Avec des produits emblématique comme la Vache qui rit, le groupe est présent sur tous les continents et s’arme face à l’accroissement général des risques.
Au sein du fromager Bel, qui réalise 80% de son activité à l’international, la montée des risques est devenue un « fait majeur » dans la conduite des affaires, y compris le risque souverain au sens large. L’entreprise est ainsi en première ligne face aux taxes douanières de Donald Trump ou encore dans les tensions avec l’Iran.

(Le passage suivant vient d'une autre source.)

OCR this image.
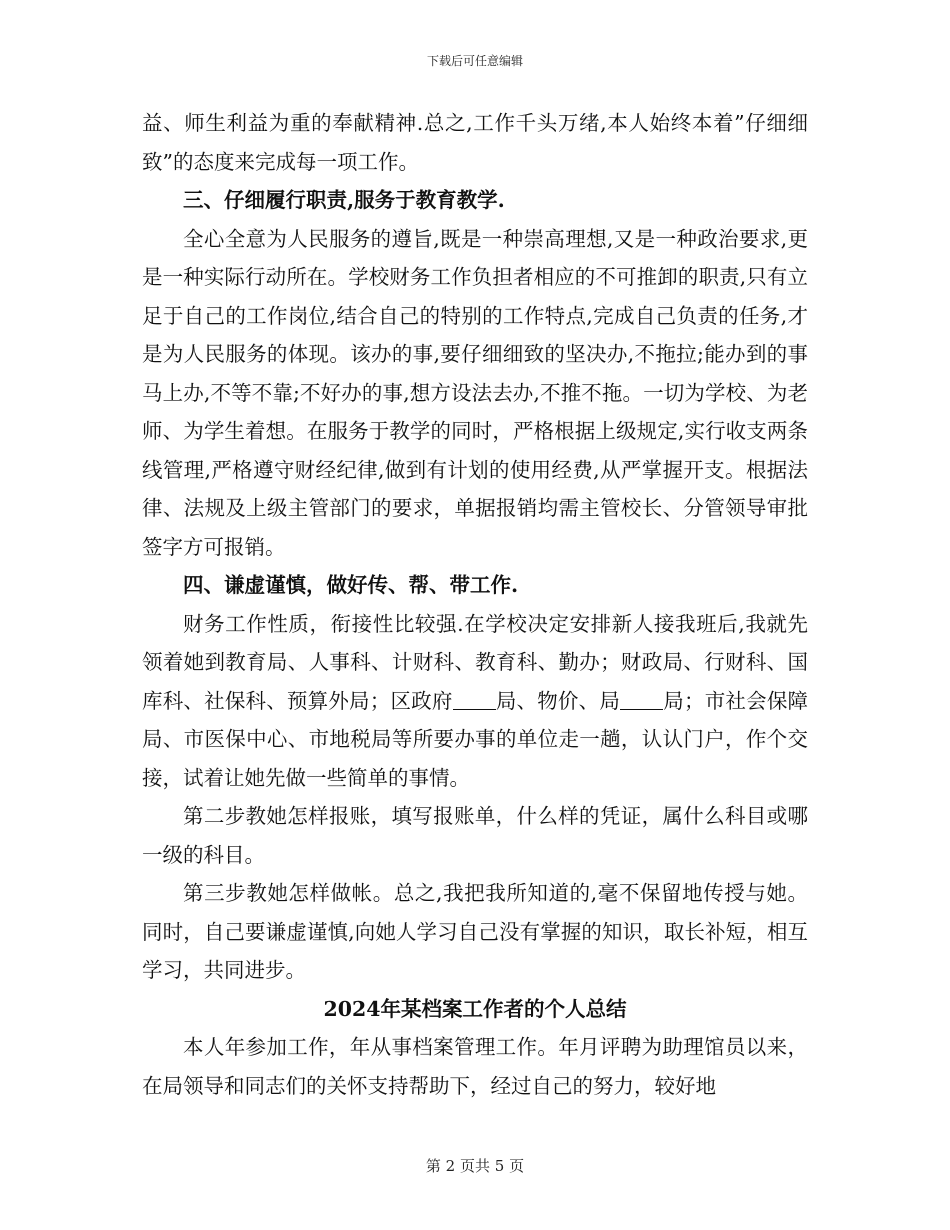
下载后可任意编辑

益、师生利益为重的奉献精神.总之,工作千头万绪,本人始终本着”仔细细致”的态度来完成每一项工作。

三、仔细履行职责,服务于教育教学.

全心全意为人民服务的遵旨,既是一种崇高理想,又是一种政治要求,更是一种实际行动所在。学校财务工作负担者相应的不可推卸的职责,只有立足于自己的工作岗位,结合自己的特别的工作特点,完成自己负责的任务,才是为人民服务的体现。该办的事,要仔细细致的坚决办,不拖拉;能办到的事马上办,不等不靠;不好办的事,想方设法去办,不推不拖。一切为学校、为老师、为学生着想。在服务于教学的同时，严格根据上级规定,实行收支两条线管理,严格遵守财经纪律,做到有计划的使用经费,从严掌握开支。根据法律、法规及上级主管部门的要求，单据报销均需主管校长、分管领导审批签字方可报销。

四、谦虚谨慎，做好传、帮、带工作.

财务工作性质，衔接性比较强.在学校决定安排新人接我班后,我就先领着她到教育局、人事科、计财科、教育科、勤办；财政局、行财科、国库科、社保科、预算外局；区政府 局、物价、局 局；市社会保障局、市医保中心、市地税局等所要办事的单位走一趟，认认门户，作个交接，试着让她先做一些简单的事情。

第二步教她怎样报账，填写报账单，什么样的凭证，属什么科目或哪一级的科目。

第三步教她怎样做帐。总之,我把我所知道的,毫不保留地传授与她。同时，自己要谦虚谨慎,向她人学习自己没有掌握的知识，取长补短，相互学习，共同进步。

2024年某档案工作者的个人总结

本人年参加工作，年从事档案管理工作。年月评聘为助理馆员以来，在局领导和同志们的关怀支持帮助下，经过自己的努力，较好地

第 2 页共 5 页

Dans ses opérations internationales, le groupe utilise pour ses simulations financières et ses calculs d’actualisation quatre grands types de risque : volumes, pays, techniques et délais de mise en place. Des risques dont la gestion est la plupart du temps centralisée.
C’est le cas pour un des gros thèmes du moment, celui de la « compliance » au regard du droit international ou des décisions unilatérales de certains pays, Etats-Unis en tête. « Ce sujet prend une dimension croissante. Nous y consacrons beaucoup de temps avec une très forte implication du service juridique », indique à Classe Export Benoît Rousseau, Group Treasury & Insurances Director de Bel et administrateur de l’Association Française des Trésoriers d’Entreprise (AFTE).
Hormis les vérifications internes, Bel développe une approche de type KYC (« Know Your Customer »). Un « screening » qui va bien au delà du simple risque de paiement mais est multifactoriel (RSE, corruption, respect des embargos, blanchiment, etc…). Pour cela, le groupe s’appuie notamment sur les bases de données de ThomsonReuters. « Dans tous les pays sensibles, on systématise l’approche KYC de tous nos partenaires y compris les fournisseurs », note Benoît Rousseau. C’est le cas par exemple en Iran. Dans ce pays, le groupe Bel présent de longue date, maintient une activité commerciale mais aussi industrielle, car son métier n’est pas sous sanctions. Pourtant, « la plupart des banques ne veulent plus avoir affaire avec des pays sous sanctions , et ce, quelque que soit le sous-jacent et alors que le caractère parfaitement légal des opérations au regard du droit international est avéré», regrette Benoît Rousseau.
Inter : Le principe général en terme de risque client est la couverture par l’assurance-crédit
Quant au risque politique, en règle générale le choix est de ne pas s’assurer au vu du coût notamment. « Si le groupe décide d’être présent dans un pays, nous assumons ce risque. Dans notre secteur, les nationalisations ou expropriations sont rares », note Benoît Rousseau.
Par contre pour les affaires courantes à l’export, «le principe général en terme de risque client est la couverture par l’assurance-crédit ». En l’espèce, Bel a opté pour la Coface dont la connaissance du crédit sur les zones sur lequel il opère apparaît comme la plus satisfaisante et qui assure aussi le risque de non-transfert de devises. Pour autant, cette relation n’est pas toujours simple et « il faut parfois batailler pour conserver une garantie sur un client ou une zone particulière avec les assureurs crédits », relate Benoît Rousseau. En cas de carence, le groupe peut opter pour des outils de type garanties bancaire comme des Lettres de crédit Standby (SBLC) ou encore sécuriser les paiements par la négociation de LC, Lettre de Crédit».
Du coté des risques business, le risque de réputation fait partie des tendances inquiétantes au plan international. Le boycott de Danone au Maroc, pays très important pour Bel, a été un signal de rappel. « C’est un risque de plus en plus présent. Nous faisons tout pour le circonscrire en conduisant notamment une veille très active sur les réseaux sociaux. Nous sommes très vigilants et prêt à réagir à la moindre alerte». Ce type de risque est assuré, les Lloyd’s étant spécialiste du sujet, la difficulté étant de s’entendre sur les garanties, par exemple le coût de relance d’une marque affectée par un événement négatif.
« Aujourd’hui, la gestion de la compliance et du risque pays au sens large commence à représenter un poids dans nos coûts qu’il ne faut pas sous-estimer. A moyen terme, cela pourrait nous inciter à, sans doute, régionaliser d’avantage nos productions et moins privilégier les grands flux export », analyse Benoît Rousseau. Une réflexion régulière revenant, par ailleurs, au sein du groupe est la création éventuelle d’une« captive » pour les risques mal ou pas assurés.
Chiffre clés
Présent dans 130 pays au plan commercial, Bel a réalisé en 2018 un chiffre d’affaires de 3,31 milliards d’euros en léger retrait de 1% en raison d’un fort effet de change négatif de 83 millions d’euros. Le groupe a dégagé 96 millions d’euros de résultat net (-46%). Le chiffre d’affaires cumulé sur les neuf premiers mois de 2019 s’est inscrit en croissance de 2,5 % pour le groupe qui compte 30 sites de production sur les 5 continents.